Why is $\sqrt 2 \sqrt 3 = \sqrt{2\cdot 3}$?

Question

It seems very obvious that $\sqrt 2 \sqrt 3 = \sqrt 6$. But if we think that $\sqrt 2$ is irrational and that $\sqrt 3$ is also irrational, how can we prove that product of two irrational numbers is equal to another irrational number? Please correct me.

Answer 1

Product of two irrational numbers can be both rational (for example, $\sqrt 2 \cdot \sqrt {0.5} = \sqrt 1 = 1 $) or irrational (your example), so the fact that $\sqrt 2$ and $\sqrt 3$ are irrational is not a proof that $\sqrt 6$ is irrational.

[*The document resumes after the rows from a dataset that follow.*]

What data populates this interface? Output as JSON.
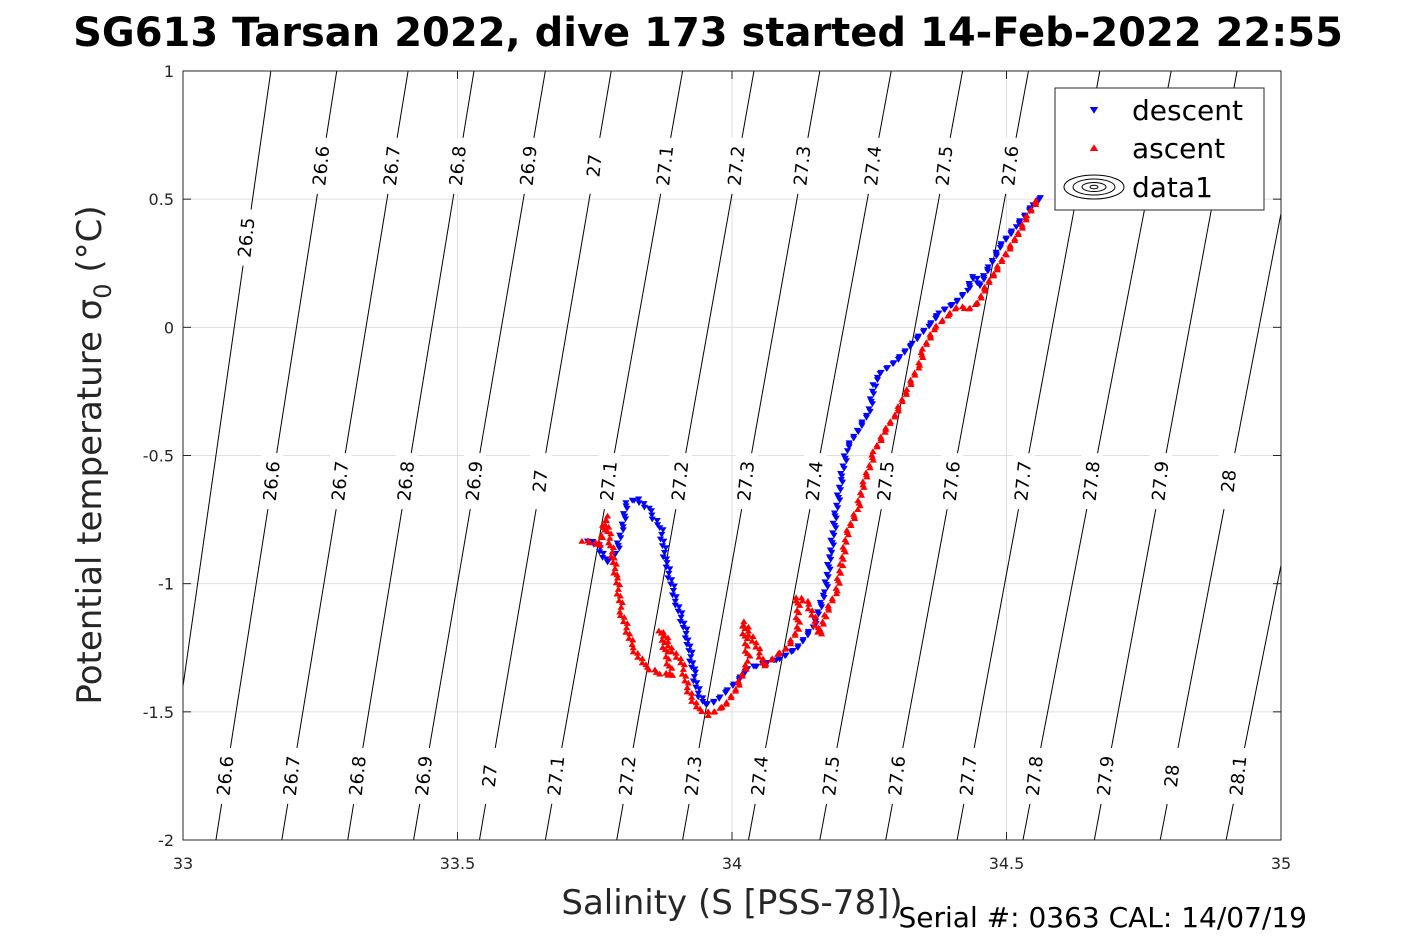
{
  "footer": "Serial #: 0363  CAL: 14/07/19",
  "chart_data": {
    "type": "scatter",
    "title": "SG613 Tarsan 2022, dive 173 started 14-Feb-2022 22:55",
    "xlabel": "Salinity (S [PSS-78])",
    "ylabel": "Potential temperature σ",
    "ylabel_sub": "0",
    "ylabel_unit": " (°C)",
    "xlim": [
      33,
      35
    ],
    "ylim": [
      -2,
      1
    ],
    "xticks": [
      33,
      33.5,
      34,
      34.5,
      35
    ],
    "xtick_labels": [
      "33",
      "33.5",
      "34",
      "34.5",
      "35"
    ],
    "yticks": [
      -2,
      -1.5,
      -1,
      -0.5,
      0,
      0.5,
      1
    ],
    "ytick_labels": [
      "-2",
      "-1.5",
      "-1",
      "-0.5",
      "0",
      "0.5",
      "1"
    ],
    "grid": true,
    "legend_position": "top-right",
    "legend": [
      {
        "name": "descent",
        "color": "#0000ff",
        "marker": "triangle-down"
      },
      {
        "name": "ascent",
        "color": "#ff0000",
        "marker": "triangle-up"
      },
      {
        "name": "data1",
        "color": "#000000",
        "marker": "contour"
      }
    ],
    "series": [
      {
        "name": "descent",
        "color": "#0000ff",
        "marker": "triangle-down",
        "path": [
          [
            33.74,
            -0.83
          ],
          [
            33.76,
            -0.86
          ],
          [
            33.77,
            -0.92
          ],
          [
            33.79,
            -0.88
          ],
          [
            33.8,
            -0.78
          ],
          [
            33.81,
            -0.68
          ],
          [
            33.83,
            -0.67
          ],
          [
            33.85,
            -0.72
          ],
          [
            33.87,
            -0.78
          ],
          [
            33.88,
            -0.92
          ],
          [
            33.9,
            -1.08
          ],
          [
            33.92,
            -1.22
          ],
          [
            33.93,
            -1.35
          ],
          [
            33.94,
            -1.44
          ],
          [
            33.95,
            -1.47
          ],
          [
            33.97,
            -1.46
          ],
          [
            33.99,
            -1.42
          ],
          [
            34.01,
            -1.38
          ],
          [
            34.03,
            -1.33
          ],
          [
            34.06,
            -1.31
          ],
          [
            34.09,
            -1.29
          ],
          [
            34.12,
            -1.25
          ],
          [
            34.15,
            -1.16
          ],
          [
            34.17,
            -1.03
          ],
          [
            34.18,
            -0.88
          ],
          [
            34.19,
            -0.72
          ],
          [
            34.2,
            -0.58
          ],
          [
            34.21,
            -0.47
          ],
          [
            34.23,
            -0.4
          ],
          [
            34.25,
            -0.33
          ],
          [
            34.26,
            -0.22
          ],
          [
            34.27,
            -0.18
          ],
          [
            34.3,
            -0.13
          ],
          [
            34.33,
            -0.06
          ],
          [
            34.36,
            0.01
          ],
          [
            34.38,
            0.06
          ],
          [
            34.41,
            0.1
          ],
          [
            34.43,
            0.15
          ],
          [
            34.44,
            0.2
          ],
          [
            34.45,
            0.16
          ],
          [
            34.47,
            0.24
          ],
          [
            34.49,
            0.32
          ],
          [
            34.52,
            0.4
          ],
          [
            34.55,
            0.48
          ],
          [
            34.57,
            0.52
          ]
        ]
      },
      {
        "name": "ascent",
        "color": "#ff0000",
        "marker": "triangle-up",
        "path": [
          [
            33.73,
            -0.83
          ],
          [
            33.76,
            -0.85
          ],
          [
            33.77,
            -0.74
          ],
          [
            33.78,
            -0.85
          ],
          [
            33.79,
            -0.98
          ],
          [
            33.8,
            -1.12
          ],
          [
            33.82,
            -1.25
          ],
          [
            33.84,
            -1.32
          ],
          [
            33.87,
            -1.35
          ],
          [
            33.89,
            -1.36
          ],
          [
            33.87,
            -1.18
          ],
          [
            33.89,
            -1.25
          ],
          [
            33.91,
            -1.32
          ],
          [
            33.92,
            -1.42
          ],
          [
            33.94,
            -1.49
          ],
          [
            33.96,
            -1.51
          ],
          [
            33.99,
            -1.47
          ],
          [
            34.01,
            -1.4
          ],
          [
            34.03,
            -1.3
          ],
          [
            34.02,
            -1.15
          ],
          [
            34.04,
            -1.22
          ],
          [
            34.06,
            -1.32
          ],
          [
            34.08,
            -1.28
          ],
          [
            34.1,
            -1.25
          ],
          [
            34.12,
            -1.18
          ],
          [
            34.12,
            -1.05
          ],
          [
            34.14,
            -1.08
          ],
          [
            34.16,
            -1.2
          ],
          [
            34.17,
            -1.12
          ],
          [
            34.19,
            -1.03
          ],
          [
            34.2,
            -0.92
          ],
          [
            34.21,
            -0.8
          ],
          [
            34.23,
            -0.7
          ],
          [
            34.24,
            -0.6
          ],
          [
            34.25,
            -0.55
          ],
          [
            34.26,
            -0.48
          ],
          [
            34.28,
            -0.4
          ],
          [
            34.3,
            -0.33
          ],
          [
            34.32,
            -0.24
          ],
          [
            34.34,
            -0.15
          ],
          [
            34.35,
            -0.08
          ],
          [
            34.37,
            0.0
          ],
          [
            34.39,
            0.04
          ],
          [
            34.41,
            0.08
          ],
          [
            34.43,
            0.07
          ],
          [
            34.45,
            0.1
          ],
          [
            34.46,
            0.15
          ],
          [
            34.48,
            0.22
          ],
          [
            34.5,
            0.29
          ],
          [
            34.52,
            0.36
          ],
          [
            34.54,
            0.44
          ],
          [
            34.56,
            0.51
          ]
        ]
      }
    ],
    "contours": {
      "levels": [
        26.5,
        26.6,
        26.7,
        26.8,
        26.9,
        27,
        27.1,
        27.2,
        27.3,
        27.4,
        27.5,
        27.6,
        27.7,
        27.8,
        27.9,
        28,
        28.1
      ],
      "labels": [
        "26.5",
        "26.6",
        "26.7",
        "26.8",
        "26.9",
        "27",
        "27.1",
        "27.2",
        "27.3",
        "27.4",
        "27.5",
        "27.6",
        "27.7",
        "27.8",
        "27.9",
        "28",
        "28.1"
      ],
      "salinity_at_bottom": [
        32.96,
        33.06,
        33.18,
        33.3,
        33.42,
        33.54,
        33.66,
        33.79,
        33.91,
        34.03,
        34.16,
        34.28,
        34.41,
        34.53,
        34.66,
        34.78,
        34.9
      ],
      "salinity_at_top": [
        33.16,
        33.28,
        33.41,
        33.53,
        33.66,
        33.78,
        33.91,
        34.04,
        34.16,
        34.29,
        34.42,
        34.54,
        34.67,
        34.8,
        34.92,
        35.05,
        35.18
      ],
      "label_rows": [
        {
          "theta": 0.35,
          "levels": [
            26.5
          ]
        },
        {
          "theta": 0.63,
          "levels": [
            26.6,
            26.7,
            26.8,
            26.9,
            27,
            27.1,
            27.2,
            27.3,
            27.4,
            27.5,
            27.6,
            27.7
          ]
        },
        {
          "theta": -0.6,
          "levels": [
            26.6,
            26.7,
            26.8,
            26.9,
            27,
            27.1,
            27.2,
            27.3,
            27.4,
            27.5,
            27.6,
            27.7,
            27.8,
            27.9,
            28,
            28.1
          ]
        },
        {
          "theta": -1.75,
          "levels": [
            26.6,
            26.7,
            26.8,
            26.9,
            27,
            27.1,
            27.2,
            27.3,
            27.4,
            27.5,
            27.6,
            27.7,
            27.8,
            27.9,
            28,
            28.1
          ]
        }
      ]
    }
  }
}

However, proof that $\sqrt 6$ is irrational is not hard. Assume the opposite (i.e. $\sqrt 6$ is rational). Therefore $\sqrt 6$ can be expressed as $\frac{p}{q}$, where $p$ and $q$ are coprime intergers. $$ \sqrt 6 = \frac{p}{q}$$ $$ 6 = \frac{p^2}{q^2}$$ $$ p^2 = 6q^2$$ The latter implies that $p$ is even, so $p^2$ is divisible by $4$. So $q^2$ is also even and $q$ is even, however that means that $p$ and $q$ are not coprime since they are both divisible by $2$. Contradiction.

Answer 2

As already stated in the comments, the product of two irrationals is usually an irrational, but there are infinitely many counterexamples. For instance, pick $\sqrt2 \cdot \sqrt2 = 2$, or any irrational number with its reciprocal (which must be also irrational), resulting in $1$.

Your question is not really clear because the title says a thing and the body says another. Tackling the title: let $x = \sqrt2 \sqrt 3$. So $x^2 = (\sqrt2 \sqrt 3 )(\sqrt2 \sqrt 3 )$. Since the product of real numbers is commutative, this is equal to $ (\sqrt2 \sqrt2 )( \sqrt3 \sqrt3) = 2\cdot 3 \implies x = \sqrt 6$. The rules for real numbers aren’t arbitrary - they were built based on real life necessities and follow naturally, once the axioms are defined.

Now tackling the body: as I’ve said before, the product of two irrational numbers usually is not an irrational number. For this specific case, suppose that $\frac pq = \sqrt 6$ for coprime integers $p, q$. So $p = q \sqrt6 \implies p^2 = 6q^2$. Since $6 = 2\times3, 2$ and $3$ divide $p^2$ so both of them divide $p$; i.e., $p = 6p’$. Then $36p’^2 = 6q^2 \implies 6p’^2 = q^2$. By the same argument, $6 | q$. But then $6 | \operatorname{gcd}(p,q) = 1$, contradiction. So there are no coprime integers $p,q$ such that their quotient squared equals $6$; i.e., $\sqrt{6}$ is not rational. Try to prove this for any integer which is not a perfect square.